Dat is iets wat toch wel heel erg op begint te vallen aan
hedendaagse producties. Don't change a winning formula, zeggen ze,
en dat is natuurlijk waar. Maar je kunt er ook te ver in doorslaan, en een film
maken, zoals hier gedaan is, die afgezien van de beginscènes eigenlijk vooral
gemaakt lijkt te zijn voor mensen die misschien beter hun oude DVD's nog eens
uit de kast zouden kunnen halen. En dat raad ik iedereen in dit geval dan ook
aan. Kijk gewoon die oude delen nog eens, en je zult er minstens zo blij van
worden.
Tenslotte nog enkele opmerkingen over het
vrouwonvriendelijke karakter van de Alien-films. Ja, aan de ene
kant hebben we hier natuurlijk met de enige echte originele vrouwelijke
actieheld te maken, het allerbeste voorbeeld van een vrouwelijke hoofdpersoon
die op geloofwaardige wijze kont schopt.
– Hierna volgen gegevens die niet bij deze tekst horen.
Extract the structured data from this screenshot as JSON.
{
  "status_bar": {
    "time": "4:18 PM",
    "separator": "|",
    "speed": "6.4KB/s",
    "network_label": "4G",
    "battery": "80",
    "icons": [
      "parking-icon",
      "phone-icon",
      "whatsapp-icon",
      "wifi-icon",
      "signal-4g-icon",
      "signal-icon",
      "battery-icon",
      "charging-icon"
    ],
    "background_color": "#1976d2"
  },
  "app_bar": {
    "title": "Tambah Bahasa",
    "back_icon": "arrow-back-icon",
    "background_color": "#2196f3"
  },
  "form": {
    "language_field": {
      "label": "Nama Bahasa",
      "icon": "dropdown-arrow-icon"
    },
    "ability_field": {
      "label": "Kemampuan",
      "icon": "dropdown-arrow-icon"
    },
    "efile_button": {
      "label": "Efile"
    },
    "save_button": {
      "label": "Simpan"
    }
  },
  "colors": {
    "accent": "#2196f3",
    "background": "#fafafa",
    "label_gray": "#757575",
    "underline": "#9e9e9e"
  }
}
Dat is zo, en daar mag de Alien-franchise
trots op zijn. Tegelijkertijd zit er een symboliek in deze films die
zwangerschap verbindt met gruwelijke monsters. We kennen natuurlijk allemaal de
beroemde scène waarin het karakter van Sigourney Weaver droomt van een
xenomorph die uit haar buik scheurt. In deze film wordt dat alles nog een paar
stappen verder gebracht – heel wat stappen, en misschien net eentje te ver.
Enerzijds is dat ook gewoon hoe horror werkt, hoe dat het
eng maakt, het neemt iets dat ons nabij staat en transformeert het in iets
monsterlijks. Toch zit er ook duister randje aan. Want deze symboliek draagt
een anti-zwangerschapsboodschap met zich mee. Zwanger zijn wordt iets om bang
voor te zijn, het komt zelfs in verband te staan met het kwaad, in deze films,
en dat is ook in dit deel overduidelijk te zien. De scène tegen het einde van
de film waarin dit het duidelijkst naar voren komt zal ik hier niet verklappen,
maar minstens zo veelzeggend is een eerdere scène waarin een karakter op een
muur vol xenomorph-begroeisel begint in te hakken, dat duidelijk de vorm heeft
van een vagina. Zo wordt menselijke reproductie in beeld gebracht als een kwaad
dat bestreden moet worden. Gecombineerd met een android die niet alleen
liever en aanhankelijker is dan de meeste mensen in deze film, maar
uiteindelijk ook steeds de verstandigere keuzes weet te maken, en het krijgt
alles bij elkaar toch een beetje een transhumanistisch smaakje.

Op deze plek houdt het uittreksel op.